Romero, already known to many as “Saint Romero of the Americas,” was beloved among the working class and poor for defending them against repression by the army. He was equally loathed by conservative sectors who saw him as aligned with leftist causes as the country descended into a 1980-1992 civil war.
Crucial to Romero’s canonization, scheduled for Oct. 14, was Francis’ approval of a miracle attributed to his intercession in Flores’ case.
“If you believe in God or if you believe in anything, ask Him for your wife to be saved with a miracle” — that’s what a doctor told Alejandro Rivas in September 2015 after Flores, his wife, underwent an emergency cesarean section for their third child and was diagnosed with an infection that left her in a coma.
Suffering from internal hemorrhaging and with her kidneys on the verge of collapse, she was not expected to survive.
“They had told me that she was dying and I had to figure out what to do,” Rivas recalled Friday, “what was going to happen with her and with my children.”
Arriving back home he remembered his late grandmother had tried to instill in him her devotion to Romero, although it had never quite resonated for him.
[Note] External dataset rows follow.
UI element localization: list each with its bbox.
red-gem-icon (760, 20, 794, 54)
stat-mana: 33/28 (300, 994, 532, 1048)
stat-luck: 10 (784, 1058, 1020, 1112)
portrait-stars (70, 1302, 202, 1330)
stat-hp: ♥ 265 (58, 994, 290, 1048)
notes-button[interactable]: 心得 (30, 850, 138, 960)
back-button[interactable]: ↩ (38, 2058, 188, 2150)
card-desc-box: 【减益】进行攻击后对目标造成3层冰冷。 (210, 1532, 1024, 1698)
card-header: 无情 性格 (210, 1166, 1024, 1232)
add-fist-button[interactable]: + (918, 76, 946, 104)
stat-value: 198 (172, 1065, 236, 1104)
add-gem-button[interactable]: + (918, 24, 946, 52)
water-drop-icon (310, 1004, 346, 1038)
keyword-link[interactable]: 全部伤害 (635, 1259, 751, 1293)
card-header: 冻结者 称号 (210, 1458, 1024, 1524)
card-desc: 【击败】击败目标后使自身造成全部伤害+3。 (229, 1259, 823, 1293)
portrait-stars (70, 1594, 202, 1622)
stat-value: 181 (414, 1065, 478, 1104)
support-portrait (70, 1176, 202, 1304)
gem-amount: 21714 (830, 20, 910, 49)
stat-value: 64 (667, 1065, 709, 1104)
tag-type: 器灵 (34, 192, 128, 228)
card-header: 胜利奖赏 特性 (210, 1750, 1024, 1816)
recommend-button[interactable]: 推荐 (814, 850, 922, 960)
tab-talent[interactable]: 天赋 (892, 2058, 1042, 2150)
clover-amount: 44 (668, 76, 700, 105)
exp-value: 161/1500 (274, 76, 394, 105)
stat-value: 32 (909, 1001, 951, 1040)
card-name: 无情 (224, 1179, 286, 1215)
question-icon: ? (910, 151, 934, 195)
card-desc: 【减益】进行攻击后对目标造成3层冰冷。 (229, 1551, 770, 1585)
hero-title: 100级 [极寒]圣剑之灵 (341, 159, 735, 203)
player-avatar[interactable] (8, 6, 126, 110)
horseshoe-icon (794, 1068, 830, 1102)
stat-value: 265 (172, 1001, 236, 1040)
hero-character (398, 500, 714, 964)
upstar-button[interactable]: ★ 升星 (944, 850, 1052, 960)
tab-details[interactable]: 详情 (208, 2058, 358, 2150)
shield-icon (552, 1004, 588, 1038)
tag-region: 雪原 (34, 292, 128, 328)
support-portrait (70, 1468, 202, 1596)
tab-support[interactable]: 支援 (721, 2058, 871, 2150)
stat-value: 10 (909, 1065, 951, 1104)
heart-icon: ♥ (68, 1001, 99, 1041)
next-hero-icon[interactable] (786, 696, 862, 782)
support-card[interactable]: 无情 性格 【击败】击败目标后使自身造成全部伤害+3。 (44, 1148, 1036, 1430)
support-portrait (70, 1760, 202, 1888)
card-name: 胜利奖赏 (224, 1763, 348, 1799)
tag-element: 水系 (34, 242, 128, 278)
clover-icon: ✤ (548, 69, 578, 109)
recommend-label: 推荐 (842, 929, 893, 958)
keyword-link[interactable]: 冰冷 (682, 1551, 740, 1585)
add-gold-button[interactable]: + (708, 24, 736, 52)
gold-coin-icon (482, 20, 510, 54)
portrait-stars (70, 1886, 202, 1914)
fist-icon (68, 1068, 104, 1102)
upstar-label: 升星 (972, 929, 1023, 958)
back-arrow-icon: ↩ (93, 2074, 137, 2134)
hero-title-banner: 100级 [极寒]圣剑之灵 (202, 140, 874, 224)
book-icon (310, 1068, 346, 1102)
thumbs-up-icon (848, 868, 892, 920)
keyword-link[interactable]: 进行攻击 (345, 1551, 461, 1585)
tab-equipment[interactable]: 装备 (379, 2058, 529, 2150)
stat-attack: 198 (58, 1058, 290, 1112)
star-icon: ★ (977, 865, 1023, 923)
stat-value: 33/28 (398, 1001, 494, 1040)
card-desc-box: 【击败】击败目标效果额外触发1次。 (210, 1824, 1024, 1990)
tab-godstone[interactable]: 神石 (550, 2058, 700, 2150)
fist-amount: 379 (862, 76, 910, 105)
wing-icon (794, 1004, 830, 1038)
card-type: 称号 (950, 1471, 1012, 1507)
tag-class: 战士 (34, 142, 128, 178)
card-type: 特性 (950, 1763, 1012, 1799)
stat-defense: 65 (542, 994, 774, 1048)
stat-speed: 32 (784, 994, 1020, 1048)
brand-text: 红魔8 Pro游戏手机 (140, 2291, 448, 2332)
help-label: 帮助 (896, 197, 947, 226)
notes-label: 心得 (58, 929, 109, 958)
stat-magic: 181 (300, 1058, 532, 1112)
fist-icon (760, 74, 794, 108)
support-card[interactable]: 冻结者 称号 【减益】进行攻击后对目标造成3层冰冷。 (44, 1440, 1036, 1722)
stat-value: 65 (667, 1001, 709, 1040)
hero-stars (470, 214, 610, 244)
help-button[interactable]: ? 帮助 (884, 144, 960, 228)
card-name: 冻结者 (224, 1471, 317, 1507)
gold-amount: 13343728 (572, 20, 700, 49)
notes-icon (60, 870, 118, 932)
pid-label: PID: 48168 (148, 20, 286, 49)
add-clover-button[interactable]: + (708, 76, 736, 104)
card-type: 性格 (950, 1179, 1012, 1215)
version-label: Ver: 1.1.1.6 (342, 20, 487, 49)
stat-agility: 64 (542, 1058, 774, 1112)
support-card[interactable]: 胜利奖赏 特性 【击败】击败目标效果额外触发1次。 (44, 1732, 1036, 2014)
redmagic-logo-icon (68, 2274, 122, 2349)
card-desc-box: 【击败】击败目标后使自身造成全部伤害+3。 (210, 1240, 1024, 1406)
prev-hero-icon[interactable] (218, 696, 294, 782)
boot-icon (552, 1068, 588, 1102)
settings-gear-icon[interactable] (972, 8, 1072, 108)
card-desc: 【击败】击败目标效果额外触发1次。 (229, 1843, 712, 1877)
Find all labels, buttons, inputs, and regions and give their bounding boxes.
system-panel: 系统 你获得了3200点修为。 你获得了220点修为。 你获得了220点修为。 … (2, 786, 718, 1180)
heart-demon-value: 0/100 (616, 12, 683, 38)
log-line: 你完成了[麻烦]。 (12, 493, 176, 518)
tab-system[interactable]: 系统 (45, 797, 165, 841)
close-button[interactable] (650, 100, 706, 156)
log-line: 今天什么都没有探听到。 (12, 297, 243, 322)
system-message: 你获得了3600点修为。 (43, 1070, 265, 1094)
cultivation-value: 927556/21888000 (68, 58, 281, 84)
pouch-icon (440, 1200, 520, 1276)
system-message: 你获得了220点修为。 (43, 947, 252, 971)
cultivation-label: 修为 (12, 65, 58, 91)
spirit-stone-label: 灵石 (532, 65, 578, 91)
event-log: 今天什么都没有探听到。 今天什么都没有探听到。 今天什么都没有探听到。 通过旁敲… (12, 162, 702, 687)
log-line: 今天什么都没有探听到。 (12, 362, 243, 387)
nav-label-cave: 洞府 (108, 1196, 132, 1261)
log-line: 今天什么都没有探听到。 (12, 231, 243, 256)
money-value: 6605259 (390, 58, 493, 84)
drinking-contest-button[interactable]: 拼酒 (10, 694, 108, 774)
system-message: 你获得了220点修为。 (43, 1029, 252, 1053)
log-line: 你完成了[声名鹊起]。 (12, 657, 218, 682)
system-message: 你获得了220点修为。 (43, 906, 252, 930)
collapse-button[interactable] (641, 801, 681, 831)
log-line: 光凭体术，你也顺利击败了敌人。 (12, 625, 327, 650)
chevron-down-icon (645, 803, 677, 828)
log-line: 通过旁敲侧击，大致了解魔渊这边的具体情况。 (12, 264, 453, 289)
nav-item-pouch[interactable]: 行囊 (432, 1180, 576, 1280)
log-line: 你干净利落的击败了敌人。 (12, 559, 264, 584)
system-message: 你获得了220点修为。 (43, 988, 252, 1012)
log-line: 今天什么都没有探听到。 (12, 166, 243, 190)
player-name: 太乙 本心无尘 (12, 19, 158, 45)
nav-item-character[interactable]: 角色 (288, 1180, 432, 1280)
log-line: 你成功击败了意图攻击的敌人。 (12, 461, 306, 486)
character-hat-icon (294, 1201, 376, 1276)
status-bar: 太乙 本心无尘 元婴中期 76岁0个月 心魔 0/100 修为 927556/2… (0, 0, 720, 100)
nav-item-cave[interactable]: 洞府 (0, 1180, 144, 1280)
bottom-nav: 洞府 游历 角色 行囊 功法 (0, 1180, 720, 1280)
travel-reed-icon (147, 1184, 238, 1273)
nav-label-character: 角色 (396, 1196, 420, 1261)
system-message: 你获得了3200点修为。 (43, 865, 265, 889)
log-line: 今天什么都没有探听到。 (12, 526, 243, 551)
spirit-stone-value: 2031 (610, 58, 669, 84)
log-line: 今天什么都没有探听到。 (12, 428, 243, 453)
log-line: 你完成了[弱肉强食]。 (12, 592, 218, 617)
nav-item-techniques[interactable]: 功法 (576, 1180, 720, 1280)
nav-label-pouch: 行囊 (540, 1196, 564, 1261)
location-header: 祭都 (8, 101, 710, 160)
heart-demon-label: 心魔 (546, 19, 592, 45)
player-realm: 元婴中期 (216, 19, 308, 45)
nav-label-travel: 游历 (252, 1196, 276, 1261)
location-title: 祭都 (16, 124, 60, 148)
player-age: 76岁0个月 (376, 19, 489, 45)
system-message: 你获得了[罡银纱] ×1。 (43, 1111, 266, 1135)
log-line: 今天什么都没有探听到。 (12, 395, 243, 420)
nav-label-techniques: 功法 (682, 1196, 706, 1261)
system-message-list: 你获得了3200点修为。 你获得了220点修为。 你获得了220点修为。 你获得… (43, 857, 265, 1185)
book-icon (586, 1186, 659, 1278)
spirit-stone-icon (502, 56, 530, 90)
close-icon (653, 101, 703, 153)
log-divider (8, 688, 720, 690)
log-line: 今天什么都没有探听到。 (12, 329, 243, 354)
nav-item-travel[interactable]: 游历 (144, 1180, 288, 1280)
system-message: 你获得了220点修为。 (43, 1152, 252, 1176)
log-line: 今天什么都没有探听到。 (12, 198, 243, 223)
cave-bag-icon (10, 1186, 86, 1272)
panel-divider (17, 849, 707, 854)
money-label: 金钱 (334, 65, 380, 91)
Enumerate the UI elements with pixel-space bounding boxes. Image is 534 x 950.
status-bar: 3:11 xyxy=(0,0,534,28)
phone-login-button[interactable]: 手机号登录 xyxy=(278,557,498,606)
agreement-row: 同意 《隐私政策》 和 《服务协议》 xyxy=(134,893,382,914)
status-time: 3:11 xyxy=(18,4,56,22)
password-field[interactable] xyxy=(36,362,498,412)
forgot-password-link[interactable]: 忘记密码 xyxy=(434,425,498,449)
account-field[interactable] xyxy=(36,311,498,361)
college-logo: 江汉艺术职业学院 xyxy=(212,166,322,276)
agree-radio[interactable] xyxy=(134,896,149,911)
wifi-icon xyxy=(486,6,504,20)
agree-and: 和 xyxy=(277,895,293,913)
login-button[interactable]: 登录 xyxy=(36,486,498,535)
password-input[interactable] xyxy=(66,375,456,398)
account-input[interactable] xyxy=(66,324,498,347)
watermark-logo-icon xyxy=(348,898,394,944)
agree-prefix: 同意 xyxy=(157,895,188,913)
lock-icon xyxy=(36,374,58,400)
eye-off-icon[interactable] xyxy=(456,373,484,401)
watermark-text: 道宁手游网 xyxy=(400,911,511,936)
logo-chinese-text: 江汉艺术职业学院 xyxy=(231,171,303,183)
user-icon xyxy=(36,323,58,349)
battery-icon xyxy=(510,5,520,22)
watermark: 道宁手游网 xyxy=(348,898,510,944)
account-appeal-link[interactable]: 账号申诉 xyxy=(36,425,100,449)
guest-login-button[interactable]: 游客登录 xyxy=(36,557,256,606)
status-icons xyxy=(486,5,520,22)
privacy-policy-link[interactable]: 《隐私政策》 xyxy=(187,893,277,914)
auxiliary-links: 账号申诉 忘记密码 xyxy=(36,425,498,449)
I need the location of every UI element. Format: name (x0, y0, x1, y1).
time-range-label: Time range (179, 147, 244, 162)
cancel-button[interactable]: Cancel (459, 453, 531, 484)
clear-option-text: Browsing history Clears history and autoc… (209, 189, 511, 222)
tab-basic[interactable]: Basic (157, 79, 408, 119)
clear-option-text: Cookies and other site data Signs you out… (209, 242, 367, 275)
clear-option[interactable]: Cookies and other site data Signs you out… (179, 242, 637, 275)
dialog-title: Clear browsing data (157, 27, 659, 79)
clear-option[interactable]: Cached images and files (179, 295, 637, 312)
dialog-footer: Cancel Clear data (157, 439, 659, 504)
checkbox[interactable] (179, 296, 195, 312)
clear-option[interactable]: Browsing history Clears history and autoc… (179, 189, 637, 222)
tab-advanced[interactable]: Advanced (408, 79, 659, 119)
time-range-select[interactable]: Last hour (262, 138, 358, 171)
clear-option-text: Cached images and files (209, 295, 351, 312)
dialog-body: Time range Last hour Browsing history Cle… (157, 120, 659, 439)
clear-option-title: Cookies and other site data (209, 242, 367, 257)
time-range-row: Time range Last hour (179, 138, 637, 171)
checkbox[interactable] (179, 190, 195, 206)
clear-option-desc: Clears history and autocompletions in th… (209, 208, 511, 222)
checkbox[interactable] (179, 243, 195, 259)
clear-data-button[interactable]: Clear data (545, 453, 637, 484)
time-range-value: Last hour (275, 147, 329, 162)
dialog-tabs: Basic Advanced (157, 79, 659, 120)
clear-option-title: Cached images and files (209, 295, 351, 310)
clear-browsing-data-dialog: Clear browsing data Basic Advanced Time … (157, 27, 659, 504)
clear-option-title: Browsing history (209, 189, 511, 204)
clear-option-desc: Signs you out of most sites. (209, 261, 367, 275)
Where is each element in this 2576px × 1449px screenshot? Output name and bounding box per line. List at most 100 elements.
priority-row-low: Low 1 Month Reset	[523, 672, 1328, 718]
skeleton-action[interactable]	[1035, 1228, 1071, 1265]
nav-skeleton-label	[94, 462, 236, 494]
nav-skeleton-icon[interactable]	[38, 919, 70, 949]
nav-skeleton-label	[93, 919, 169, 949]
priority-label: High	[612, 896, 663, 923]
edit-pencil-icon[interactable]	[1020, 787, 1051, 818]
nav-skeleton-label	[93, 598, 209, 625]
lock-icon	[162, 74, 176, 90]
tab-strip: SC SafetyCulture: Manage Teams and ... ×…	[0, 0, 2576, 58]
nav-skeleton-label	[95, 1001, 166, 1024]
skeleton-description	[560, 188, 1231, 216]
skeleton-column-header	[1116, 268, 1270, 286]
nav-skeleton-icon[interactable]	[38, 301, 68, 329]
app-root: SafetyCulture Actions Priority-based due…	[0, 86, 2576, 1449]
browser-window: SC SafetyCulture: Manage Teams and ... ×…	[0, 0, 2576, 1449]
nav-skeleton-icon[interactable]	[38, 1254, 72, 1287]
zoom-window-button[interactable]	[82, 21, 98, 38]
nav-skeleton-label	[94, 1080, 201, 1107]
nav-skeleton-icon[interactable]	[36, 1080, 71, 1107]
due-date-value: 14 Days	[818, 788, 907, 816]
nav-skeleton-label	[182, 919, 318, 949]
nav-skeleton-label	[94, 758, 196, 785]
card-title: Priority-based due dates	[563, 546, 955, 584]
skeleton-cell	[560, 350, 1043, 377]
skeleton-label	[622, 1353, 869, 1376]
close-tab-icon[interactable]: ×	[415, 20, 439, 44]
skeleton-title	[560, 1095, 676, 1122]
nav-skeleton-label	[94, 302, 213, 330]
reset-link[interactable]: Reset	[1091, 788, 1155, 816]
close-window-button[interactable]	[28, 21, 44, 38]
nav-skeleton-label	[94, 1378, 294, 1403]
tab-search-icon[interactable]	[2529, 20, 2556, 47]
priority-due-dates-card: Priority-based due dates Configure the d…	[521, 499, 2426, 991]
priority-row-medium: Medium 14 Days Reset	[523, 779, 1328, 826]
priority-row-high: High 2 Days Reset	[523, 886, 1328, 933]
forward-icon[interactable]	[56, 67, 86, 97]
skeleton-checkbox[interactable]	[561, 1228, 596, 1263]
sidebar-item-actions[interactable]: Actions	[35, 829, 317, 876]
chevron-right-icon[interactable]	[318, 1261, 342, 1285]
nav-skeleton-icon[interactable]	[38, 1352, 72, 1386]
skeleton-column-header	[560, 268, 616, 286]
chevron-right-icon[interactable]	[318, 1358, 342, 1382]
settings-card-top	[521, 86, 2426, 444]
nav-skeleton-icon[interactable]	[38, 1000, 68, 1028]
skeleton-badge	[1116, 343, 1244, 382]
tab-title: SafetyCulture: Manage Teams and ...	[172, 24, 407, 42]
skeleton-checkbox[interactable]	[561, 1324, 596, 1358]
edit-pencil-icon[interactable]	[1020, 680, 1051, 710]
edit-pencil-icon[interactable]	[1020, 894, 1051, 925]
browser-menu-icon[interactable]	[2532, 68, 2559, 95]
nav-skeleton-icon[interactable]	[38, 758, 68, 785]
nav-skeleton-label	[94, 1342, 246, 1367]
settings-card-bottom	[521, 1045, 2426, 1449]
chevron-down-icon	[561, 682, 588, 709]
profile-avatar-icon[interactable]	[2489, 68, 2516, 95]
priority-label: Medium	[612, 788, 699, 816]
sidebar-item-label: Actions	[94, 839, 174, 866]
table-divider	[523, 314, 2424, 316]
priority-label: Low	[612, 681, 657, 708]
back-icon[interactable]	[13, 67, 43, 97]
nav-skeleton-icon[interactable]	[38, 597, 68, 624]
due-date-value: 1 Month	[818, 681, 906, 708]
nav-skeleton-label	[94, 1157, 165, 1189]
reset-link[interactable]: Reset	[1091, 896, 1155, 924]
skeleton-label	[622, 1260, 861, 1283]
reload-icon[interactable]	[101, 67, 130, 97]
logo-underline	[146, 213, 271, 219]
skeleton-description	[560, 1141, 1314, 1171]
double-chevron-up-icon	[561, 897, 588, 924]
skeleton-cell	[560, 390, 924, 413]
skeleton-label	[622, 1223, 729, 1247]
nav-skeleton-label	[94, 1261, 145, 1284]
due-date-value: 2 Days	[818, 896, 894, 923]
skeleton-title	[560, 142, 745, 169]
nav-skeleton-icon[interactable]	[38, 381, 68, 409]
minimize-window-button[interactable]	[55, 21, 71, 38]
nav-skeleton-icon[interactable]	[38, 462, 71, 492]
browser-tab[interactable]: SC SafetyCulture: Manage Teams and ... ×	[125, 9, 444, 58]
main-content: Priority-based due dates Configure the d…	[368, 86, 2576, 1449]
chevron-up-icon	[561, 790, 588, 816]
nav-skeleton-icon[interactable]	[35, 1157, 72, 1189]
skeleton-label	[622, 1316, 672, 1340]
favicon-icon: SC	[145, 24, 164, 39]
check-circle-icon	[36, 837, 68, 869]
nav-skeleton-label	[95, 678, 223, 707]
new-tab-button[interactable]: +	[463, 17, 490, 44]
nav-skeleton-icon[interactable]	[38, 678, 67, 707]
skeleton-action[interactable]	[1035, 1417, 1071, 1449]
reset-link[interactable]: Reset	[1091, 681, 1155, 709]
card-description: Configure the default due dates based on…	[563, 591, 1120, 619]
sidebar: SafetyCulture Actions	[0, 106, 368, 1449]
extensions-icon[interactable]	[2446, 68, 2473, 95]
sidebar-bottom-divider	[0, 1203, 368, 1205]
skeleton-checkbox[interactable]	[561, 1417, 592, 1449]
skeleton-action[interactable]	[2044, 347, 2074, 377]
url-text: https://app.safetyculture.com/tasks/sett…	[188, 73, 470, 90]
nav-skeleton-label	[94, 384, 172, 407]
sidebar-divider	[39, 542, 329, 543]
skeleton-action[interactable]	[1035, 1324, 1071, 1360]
He asked his grandmother for help.
Later he picked up her Bible and inside found a card with Romero’s image. Kneeling, Rivas prayed to Romero for intervention.
He slept, woke up in the morning and returned to the hospital, where a nurse had stunning news: Flores had begun to improve around 2 or 2:30 a.m., the same time he had made his prayer.
“It left me frozen. I didn’t understand what was going on,” Rivas said. “Now I do understand, that it is an incredible miracle.
Flores made a full recovery.
Romero was previously beatified, a necessary step before canonization, in May 2015 in an emotional ceremony in the Salvadoran capital, San Salvador.
The day before his assassination, Romero sent a blunt message to the country’s military in his Sunday homily: “In the name of God and this suffering people, I implore you, I order you, in the name of God, to cease the repression.”
The gunman who killed him was contracted by right-wing death squads. A U.N. truth commission determined that one intellectual author of the assassination was Maj. Roberto d’Aubuisson, a founder of the conservative Arena party that governed the country from 1989 to 2009.
D’Aubuisson died in 1992. Neither he nor anyone else who may have ordered the killing was ever punished.
A 1993 amnesty decree prevented prosecution for civil war-era crimes for over two decades until it was declared unconstitutional in 2016.